La bande dessinée Mile End, écrite par Michel Hellman, raconte en somme les anectodes du personnage principal qui vient tout juste d'emménager dans un appartement situé dans le Mile End et qui tente de rédiger sa maîtrise. On y défile plusieurs tranches de vie, en incluant beaucoup l'environnement où le personnage vit, ainsi que les gens qui l'entourent.
Ne lisant que très peu de bandes dessinées, j'ai été agréablement surprise par la lecture de celle-ci. J'ai bien aimé le ton humoristique employé par le bédéiste, qui nous démontre la réalité du quartier grouillant qu'est le Mile End. Il était intéressant au début du récit de pouvoir voir la transition du quartier selon les époques, en passant par la période où on y installait des poteaux pour l'électricité, jusqu'à aujourd'hui. Les dessins distinguent clairement chaque époque, comme on peut le voir ci-dessous. Le tout est toutefois crée avec un esprit un peu brouillon, aucun trait exact, ce qui, selon moi, donne un style à la bd.
J'ai bien aimé le fait que l'auteur est exploité différents stéréotypes, et ce, en les rendant plutôt amusants et cocasses. Par exemple, un de mes passages préférés de cette B.D. est lorsque le personnage nous montre comment bien affronter le froid coriace du Québec, qui au fond n'est pas si dur si l'on se prépare en conséquence. Il faut donc se mettre des vêtements chauds, dans lesquels on peut insérer du papier journal, qui est un excellent isolant; porter un bon casque de poil, ce qui s'avère être essentiel; uriner dans ses moufles rembourrées pour se tenir les mains au chaud; porter à ses pieds des carcasses de bébés phoques; traîner une bouteille de vodka, qui est indispensable; couper tout membres de peau gelée à l'aide d'un couteau chauffé à blanc; etc. J'aime le ton qu'il utilise pour décrire certaines situations, un ton ironique et sarcastique.
Je trouve cependant que, peut-être par faute d'habitude de lire des bandes dessinées, le récit est un peu décousu.
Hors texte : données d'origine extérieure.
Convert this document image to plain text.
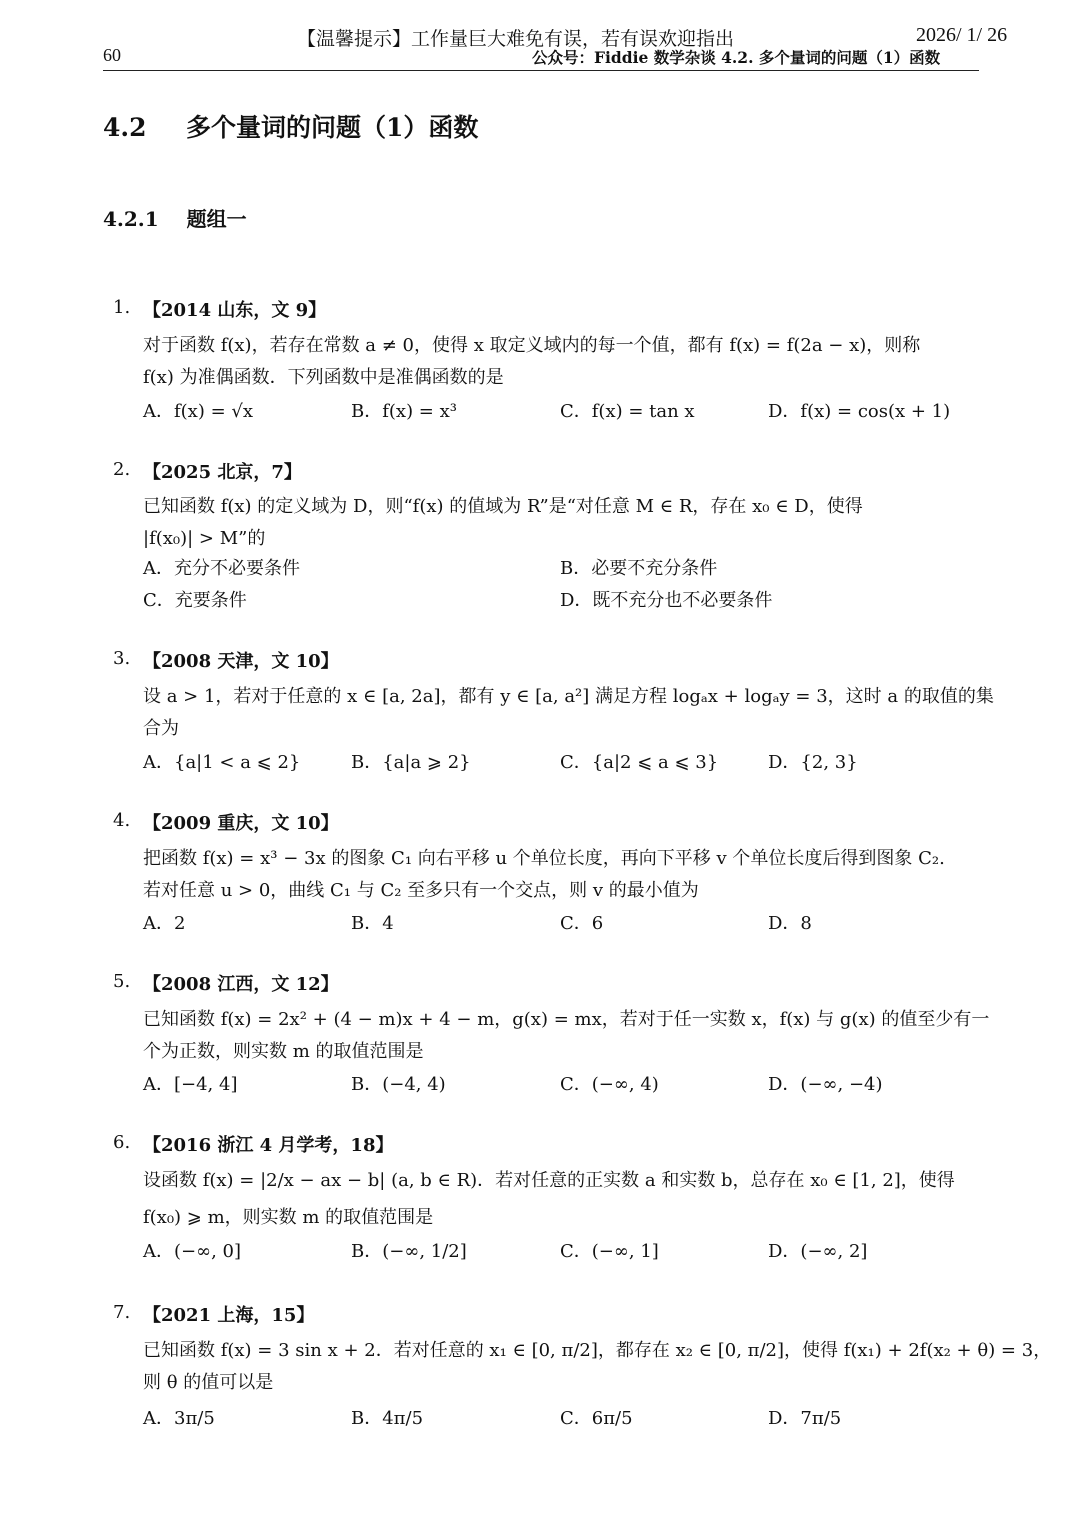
【温馨提示】工作量巨大难免有误，若有误欢迎指出	2026/ 1/ 26
60	公众号：Fiddie 数学杂谈 4.2. 多个量词的问题（1）函数
4.2 多个量词的问题（1）函数
4.2.1 题组一
1. 【2014 山东，文 9】
对于函数 f(x)，若存在常数 a ≠ 0，使得 x 取定义域内的每一个值，都有 f(x) = f(2a − x)，则称
f(x) 为准偶函数．下列函数中是准偶函数的是
A．f(x) = √x	B．f(x) = x³	C．f(x) = tan x	D．f(x) = cos(x + 1)
2. 【2025 北京，7】
已知函数 f(x) 的定义域为 D，则“f(x) 的值域为 R”是“对任意 M ∈ R，存在 x₀ ∈ D，使得
|f(x₀)| > M”的
A．充分不必要条件	B．必要不充分条件
C．充要条件	D．既不充分也不必要条件
3. 【2008 天津，文 10】
设 a > 1，若对于任意的 x ∈ [a, 2a]，都有 y ∈ [a, a²] 满足方程 logₐx + logₐy = 3，这时 a 的取值的集
合为
A．{a|1 < a ⩽ 2}	B．{a|a ⩾ 2}	C．{a|2 ⩽ a ⩽ 3}	D．{2, 3}
4. 【2009 重庆，文 10】
把函数 f(x) = x³ − 3x 的图象 C₁ 向右平移 u 个单位长度，再向下平移 v 个单位长度后得到图象 C₂.
若对任意 u > 0，曲线 C₁ 与 C₂ 至多只有一个交点，则 v 的最小值为
A．2	B．4	C．6	D．8
5. 【2008 江西，文 12】
已知函数 f(x) = 2x² + (4 − m)x + 4 − m，g(x) = mx，若对于任一实数 x，f(x) 与 g(x) 的值至少有一
个为正数，则实数 m 的取值范围是
A．[−4, 4]	B．(−4, 4)	C．(−∞, 4)	D．(−∞, −4)
6. 【2016 浙江 4 月学考，18】
设函数 f(x) = |2/x − ax − b| (a, b ∈ R)．若对任意的正实数 a 和实数 b，总存在 x₀ ∈ [1, 2]，使得
f(x₀) ⩾ m，则实数 m 的取值范围是
A．(−∞, 0]	B．(−∞, 1/2]	C．(−∞, 1]	D．(−∞, 2]
7. 【2021 上海，15】
已知函数 f(x) = 3 sin x + 2．若对任意的 x₁ ∈ [0, π/2]，都存在 x₂ ∈ [0, π/2]，使得 f(x₁) + 2f(x₂ + θ) = 3，
则 θ 的值可以是
A．3π/5	B．4π/5	C．6π/5	D．7π/5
Je trouvais qu'il était parfois difficile de suivre ce qui se passait, parce qu'il m'était ardue de comprendre ce qui se déroulait. Étant donné que ce sont des anectodes qui ne sont pas toujours liées l'une à l'autre, on passe un peu du coq à l'âne, mais on finit par s'y habituer. Au final, on peut tout de même profiter pleinement de ces tranches de vie que nous raconte le personnage principal.
Bref, j'ai bien apprécié la lecture de cette bande dessinée, et je me plairais bien à lire d'autres récits de la sorte!